The '841 patent teaches a method of detecting unique DNA sequences on specific chromosomes in in situ hybridization through the use of “blocking nucleic acid” so that labeled repetitive nucleotide sequences are substantially blocked from binding to the chromosomal DNA. '841 patent at 17:4-18:27. The '841 patent serves to disable the hybridization capacity of repetitive sequences so that signal from the intended target is not overwhelmed by nonspecific background staining or “noise.” Id. at col. 4:47-51. By reducing the undesired staining of repetitive sequences, signal from labeled probes bound to the target sequence of interest can then be distinguished over any background noise in a single cell on a single chromosome. Id. at 9:58-10:13. Each of the '841 patent claims is directed to this method of staining chromosomal DNA, using labeled probes and blocking nucleic acids to permit detection (i.e., with acceptable signal-to-noise ratios) of unique DNA sequences.

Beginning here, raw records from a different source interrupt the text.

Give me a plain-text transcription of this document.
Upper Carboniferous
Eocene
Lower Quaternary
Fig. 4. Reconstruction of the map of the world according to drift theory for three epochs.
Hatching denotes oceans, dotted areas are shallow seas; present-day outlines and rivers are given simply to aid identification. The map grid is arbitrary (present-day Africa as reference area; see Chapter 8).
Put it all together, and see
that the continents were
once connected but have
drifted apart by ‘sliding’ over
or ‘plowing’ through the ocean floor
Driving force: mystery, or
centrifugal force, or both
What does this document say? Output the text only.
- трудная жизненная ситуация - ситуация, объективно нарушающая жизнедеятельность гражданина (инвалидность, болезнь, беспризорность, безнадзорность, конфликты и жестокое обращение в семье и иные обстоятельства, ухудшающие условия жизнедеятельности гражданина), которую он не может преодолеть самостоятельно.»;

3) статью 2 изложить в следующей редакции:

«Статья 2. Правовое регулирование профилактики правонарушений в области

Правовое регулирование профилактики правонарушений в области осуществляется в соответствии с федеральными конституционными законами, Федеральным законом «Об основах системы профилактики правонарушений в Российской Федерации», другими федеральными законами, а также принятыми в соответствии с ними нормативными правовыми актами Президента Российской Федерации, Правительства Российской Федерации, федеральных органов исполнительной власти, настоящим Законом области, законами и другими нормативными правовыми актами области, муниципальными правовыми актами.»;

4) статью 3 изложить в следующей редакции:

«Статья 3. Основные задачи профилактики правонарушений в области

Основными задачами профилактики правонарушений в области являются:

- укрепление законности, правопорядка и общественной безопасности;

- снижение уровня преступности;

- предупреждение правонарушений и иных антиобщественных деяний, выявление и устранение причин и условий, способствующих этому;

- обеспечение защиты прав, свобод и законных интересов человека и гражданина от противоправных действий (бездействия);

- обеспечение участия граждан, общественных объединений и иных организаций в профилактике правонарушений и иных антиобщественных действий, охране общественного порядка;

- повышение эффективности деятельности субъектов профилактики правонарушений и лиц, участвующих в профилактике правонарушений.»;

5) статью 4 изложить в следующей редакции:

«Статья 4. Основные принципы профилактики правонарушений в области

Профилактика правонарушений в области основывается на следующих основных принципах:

There are 17 claims at issue for the '841 patent. Claim 1, the only independent claim of the '841 patent, claims as follows:

A method of staining target chromosomal DNA comprising:

(a) providing 1) labeled nucleic acid that comprises fragments which are substantially complementary to nucleic acid segments within the chromosomal DNA for which detection is desired, and 2) blocking nucleic acid that comprises fragments which are substantially complementary to repetitive segments in the labeled nucleic acid; and
(b) employing said labeled nucleic acid, blocking nucleic acid, and chromosomal DNA in in situ hybridization so that labeled repetitive segments are substantially blocked from binding to the chromosomal DNA, while hybridization of unique segments within the labeled nucleic acid to the chromosomal DNA is allowed, wherein blocking of the labeled repetitive segments is sufficient to permit detection of hybridized labeled nucleic acid containing unique segments, and wherein the chromosomal DNA is present in a morphologically identifiable chromosome or cell nucleus during the in situ hybridization.

Id. at 17:4-25.

Dependent claims 2 through 5 recite the order in which the blocking nucleic acid is hybridized with the labeled nucleic acid and the chromosomal DNA. Dependent claims 6, 8-9 and 11 further characterize the labeled nucleic acid. Claim 6, *1090 for example, claims “wherein the labeled nucleic acid comprises fragments which are designed to allow detection of extra or missing chromosomes, extra or missing portions of a chromosome, or chromosomal rearrangements.” Id. at 18:1-5. Claim 11 depends from claim 1 and claims the labeled nucleic acid comprising “fragments complementary to the total genomic complement of chromosomes, fragments complementary to a single chromosome, fragments complementary to a subset of chromosomes, or fragments complementary to a subregion of a single chromosome.” Id. at 18:16-22. Claims 8 and 12 limit the nucleic acid to human chromosomal DNA. Id. at 18:8-11; 18:28-25. Dependent claims 14-17 further characterize the repetitive segments.

II. The Accused Products

At issue are twenty-nine Dako diagnostic kits which make use of in situ hybridization to detect certain genes of interest. See Joint Statement of Undisputed Facts Re Noninfringement, Docket No. 298, (“Undisputed Noninfringement Facts”) ¶ 15. Each accused product includes a labeled nucleic acid that comprises fragments which are substantially complementary to nucleic acid segments within the chromosomal DNA for which detection is desired. Joint Statement of Undisputed Facts Re Infringement, Docket No. 294, (“Undisputed Infringement Facts”) ¶ 2. Each accused product also includes unlabeled blocking peptide nucleic acid (“PNA”) probes. Id. ¶ 8. The unlabeled blocking PNA probes comprise fragments that are substantially complementary to portions of repetitive segments in the labeled nucleic acid. Id. ¶ 4. The unlabeled PNA probes serve to block labeled repetitive sequences from binding to chromosomal DNA, in a manner sufficient to permit detection of hybridized labeled nucleic acid containing unique segments. Id. ¶¶ 6-7.